From the Early through the Middle Woodland periods, the extensive, low-lying coastal environment of the South Atlantic coast, stretching from North Carolina to northern Florida, was used by numerous Deptford hunter-gatherer bands who lived seasonally within a variety of ecosystems and took advantage of seasonally available foods.

Along the Gulf Coast, the Deptford culture continued the seasonal existence throughout the Middle Woodland. Settlements in this geographical area lacked permanence of occupation, although the cultures here participated in the Hopewellian trading network to a limited extent and constructed numerous low sand burial mounds.

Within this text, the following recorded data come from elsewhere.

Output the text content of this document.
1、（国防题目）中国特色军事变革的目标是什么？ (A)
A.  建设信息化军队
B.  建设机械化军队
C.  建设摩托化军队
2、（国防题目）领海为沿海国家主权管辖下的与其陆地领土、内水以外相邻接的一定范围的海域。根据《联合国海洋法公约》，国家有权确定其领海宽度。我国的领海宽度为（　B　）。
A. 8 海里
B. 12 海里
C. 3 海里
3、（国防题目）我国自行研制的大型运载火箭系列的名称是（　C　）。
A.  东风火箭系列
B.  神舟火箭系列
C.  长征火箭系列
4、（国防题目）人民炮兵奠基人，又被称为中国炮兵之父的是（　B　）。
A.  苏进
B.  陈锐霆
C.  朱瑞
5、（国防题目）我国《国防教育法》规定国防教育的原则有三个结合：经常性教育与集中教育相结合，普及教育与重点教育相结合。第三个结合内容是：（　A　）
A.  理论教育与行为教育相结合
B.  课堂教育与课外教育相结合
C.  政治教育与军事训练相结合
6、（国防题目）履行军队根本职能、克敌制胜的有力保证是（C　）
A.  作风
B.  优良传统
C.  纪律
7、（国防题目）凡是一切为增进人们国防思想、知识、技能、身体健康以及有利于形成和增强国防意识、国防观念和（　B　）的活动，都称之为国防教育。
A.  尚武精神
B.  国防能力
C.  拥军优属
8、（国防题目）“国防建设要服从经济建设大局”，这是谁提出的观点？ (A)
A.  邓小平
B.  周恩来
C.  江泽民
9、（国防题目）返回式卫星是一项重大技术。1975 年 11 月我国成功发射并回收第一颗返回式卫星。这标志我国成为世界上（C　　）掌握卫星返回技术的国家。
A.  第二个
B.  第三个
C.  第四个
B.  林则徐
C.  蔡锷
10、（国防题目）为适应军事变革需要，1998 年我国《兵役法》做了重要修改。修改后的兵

These sand burial mounds along coastal Georgia and Florida (noted at Canaveral National Seashore and Cumberland Island National Seashore, for instance), as well as in the Carolinas, are believed to represent local lineage burial grounds rather than the resting place of an elite individual.

In northwestern Florida, the Early Woodland Deptford culture evolved in place to become the Swift Creek and Santa Rosa-Swift Creek cultures. Trade items recovered from burial mounds include copper panpipes, ear ornaments, stone plummets, and stone gorgets. These show this area's incorporation within the Hopewellian Interaction Sphere by about 1,900 years ago.